Getting to the “CARL” building where my supervising post-doc works was a pain this morning. I had actually come to the Duke Medical Campus in Downtown Durham earlier in the year, so I was acquainted with the tortuous paths, high-rising brick buildings, and construction sites. Needless to say, I still got lost. Knowing that I’d get lost, I came to the lab one hour early, wandered around for thirty minutes, and (surprisingly) ran into my supervisor, Dr. Masoudi. Promptly, he directed to me to the lab’s manager with whom I signed some confidentiality paperwork. The lab is tucked at the top level of the building, where a plethora of groups are working on biochem projects. My specific lab, the Lefkowitz lab, deals with G-Protein Coupled Receptors that act as intercellular communication devices in eukaryotes (animal cells). These critical receptors come in thousands of different forms but they all work by wrapping around the cell membrane seven times. A “binding site” occupies the end of the receptor outside of the cell while a G-protein – a protein composed of three primary parts that can be ejected to communicate intracellular messages – is connected to the receptor on the inside of the cell. Whenever a unique body binds to the receptor outside of the cell, a “conformational” change occurs where the positioning of the macromolecule slightly alters and releases the G-protein. This complex process is the same process that cells undergo for nearly 40% of our prescribed medicine. The G-protein coupled receptor plays a colossal role in human health, and I can’t wait to get started in the lab!
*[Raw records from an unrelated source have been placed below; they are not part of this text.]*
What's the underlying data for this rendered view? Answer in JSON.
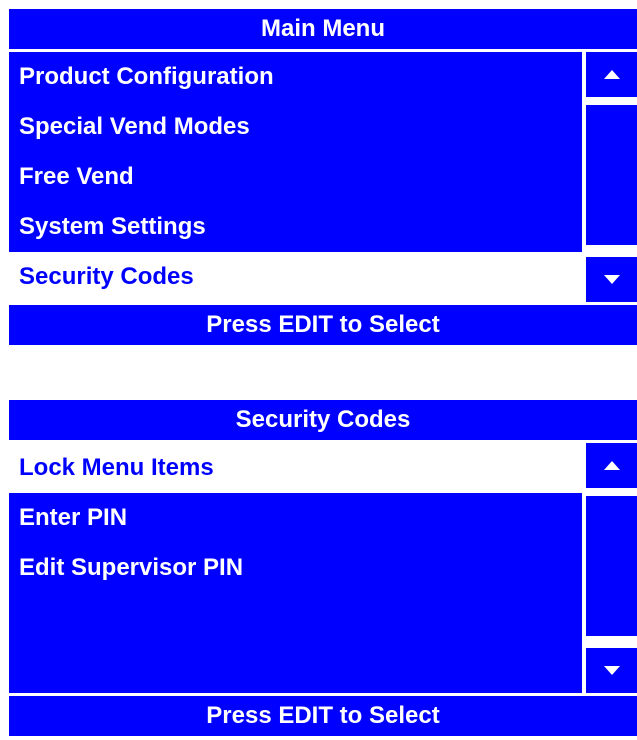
{
  "main_menu": {
    "title": "Main Menu",
    "items": [
      {
        "label": "Product Configuration",
        "selected": false
      },
      {
        "label": "Special Vend Modes",
        "selected": false
      },
      {
        "label": "Free Vend",
        "selected": false
      },
      {
        "label": "System Settings",
        "selected": false
      },
      {
        "label": "Security Codes",
        "selected": true
      }
    ],
    "footer": "Press EDIT to Select"
  },
  "security_codes": {
    "title": "Security Codes",
    "items": [
      {
        "label": "Lock Menu Items",
        "selected": true
      },
      {
        "label": "Enter PIN",
        "selected": false
      },
      {
        "label": "Edit Supervisor PIN",
        "selected": false
      },
      {
        "label": "",
        "selected": false
      }
    ],
    "footer": "Press EDIT to Select"
  },
  "icons": {
    "scroll_up": "up-triangle-icon",
    "scroll_down": "down-triangle-icon"
  },
  "colors": {
    "accent": "#0000ff",
    "text_on_accent": "#ffffff",
    "background": "#ffffff"
  }
}
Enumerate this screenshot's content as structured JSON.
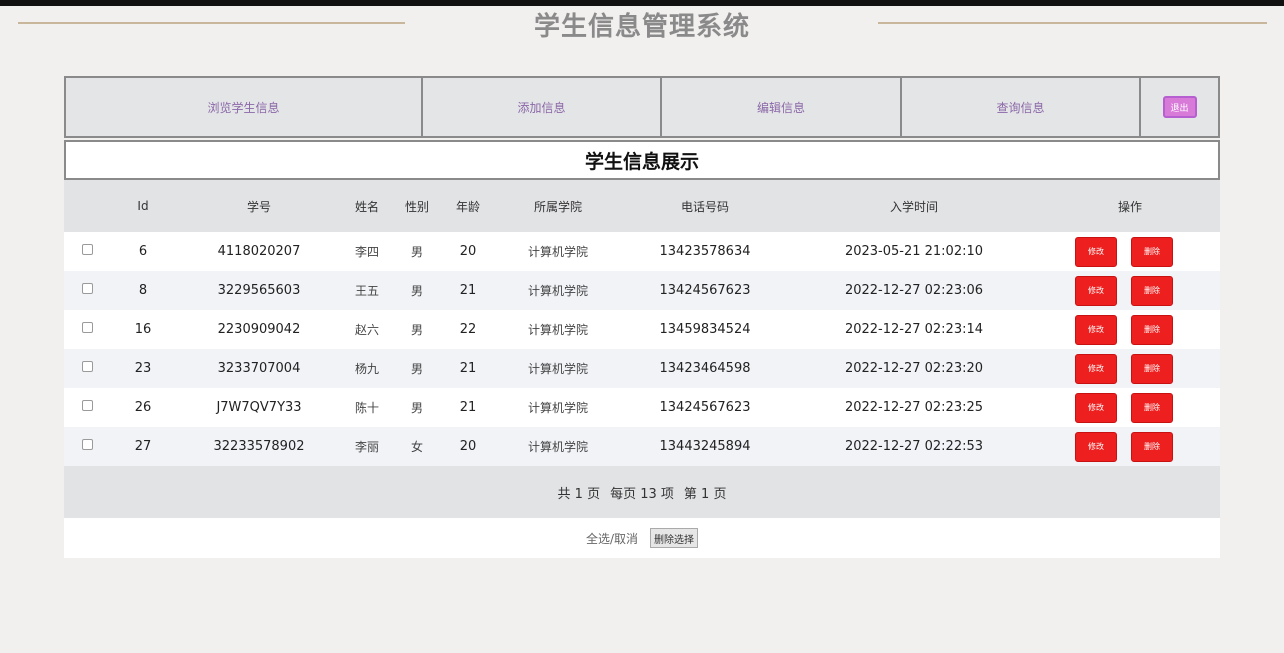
{
  "header": {
    "title": "学生信息管理系统"
  },
  "nav": {
    "browse": "浏览学生信息",
    "add": "添加信息",
    "edit": "编辑信息",
    "search": "查询信息",
    "exit": "退出"
  },
  "section_title": "学生信息展示",
  "table": {
    "columns": [
      "Id",
      "学号",
      "姓名",
      "性别",
      "年龄",
      "所属学院",
      "电话号码",
      "入学时间",
      "操作"
    ],
    "rows": [
      {
        "id": "6",
        "student_no": "4118020207",
        "name": "李四",
        "gender": "男",
        "age": "20",
        "college": "计算机学院",
        "phone": "13423578634",
        "enroll_time": "2023-05-21 21:02:10"
      },
      {
        "id": "8",
        "student_no": "3229565603",
        "name": "王五",
        "gender": "男",
        "age": "21",
        "college": "计算机学院",
        "phone": "13424567623",
        "enroll_time": "2022-12-27 02:23:06"
      },
      {
        "id": "16",
        "student_no": "2230909042",
        "name": "赵六",
        "gender": "男",
        "age": "22",
        "college": "计算机学院",
        "phone": "13459834524",
        "enroll_time": "2022-12-27 02:23:14"
      },
      {
        "id": "23",
        "student_no": "3233707004",
        "name": "杨九",
        "gender": "男",
        "age": "21",
        "college": "计算机学院",
        "phone": "13423464598",
        "enroll_time": "2022-12-27 02:23:20"
      },
      {
        "id": "26",
        "student_no": "J7W7QV7Y33",
        "name": "陈十",
        "gender": "男",
        "age": "21",
        "college": "计算机学院",
        "phone": "13424567623",
        "enroll_time": "2022-12-27 02:23:25"
      },
      {
        "id": "27",
        "student_no": "32233578902",
        "name": "李丽",
        "gender": "女",
        "age": "20",
        "college": "计算机学院",
        "phone": "13443245894",
        "enroll_time": "2022-12-27 02:22:53"
      }
    ],
    "edit_label": "修改",
    "delete_label": "删除"
  },
  "pager": {
    "total_pages": "共 1 页",
    "per_page": "每页 13 项",
    "current_page": "第 1 页"
  },
  "footer": {
    "select_all": "全选/取消",
    "delete_selected": "删除选择"
  }
}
Today’s labwork began with the expression of beta-2 adrenergic receptors in insect cells. The cells were placed in a solution that expedites receptor formation. The flasks holding these cells were put in a massive centrifuge – a device that spins vessels at high speeds to separate insoluble particles. We poured out the solution, extracted the cells while stabilizing their pH with a buffer solution, and labelled each of our solution-filled flasks. Dr. Masoudi emphasized that everything in the lab must be labeled. We used a smaller centrifuge (going at 4000 rpm!) to separate the insect cells from the buffer solution. Using ethanol and dry ice (the lab ran out of liquid nitrogen), we flash-froze our vessels and later placed our rack of flasks in a massive freezer. The cells in these flasks will eventually be used when the receptors are needed for X-ray crystallography. After our lunch break, Dr. Masoudi and I went over to a lab-wide meeting where different project leaders explicate the results from the past week. Besides X-ray crystallography, other researchers only a couple doors down use cryogenic electron microscopy to better understand the structures of these receptors.
Everyone in the lab is incredibly kind. One researcher called “Bullet” gave up his set of pipets so I could use them later on in the internship. Dr. Masoudi works with another researcher, Li Yin, who was kind enough to give up her work bench and desk so I could use it for labwork. Overall, the lab’s atmosphere is positive, but what I found to be most surprising is that this space is highly diverse; a large majority of the researchers here are first-generation immigrants. Dr. Masoudi just so happens to be a first-generation Iranian immigrant like my mom! It’s been such a phenomenal experience so far, and I’m so grateful for the opportunity to witness some crucial work in the field of biochemistry. Can’t wait for tomorrow!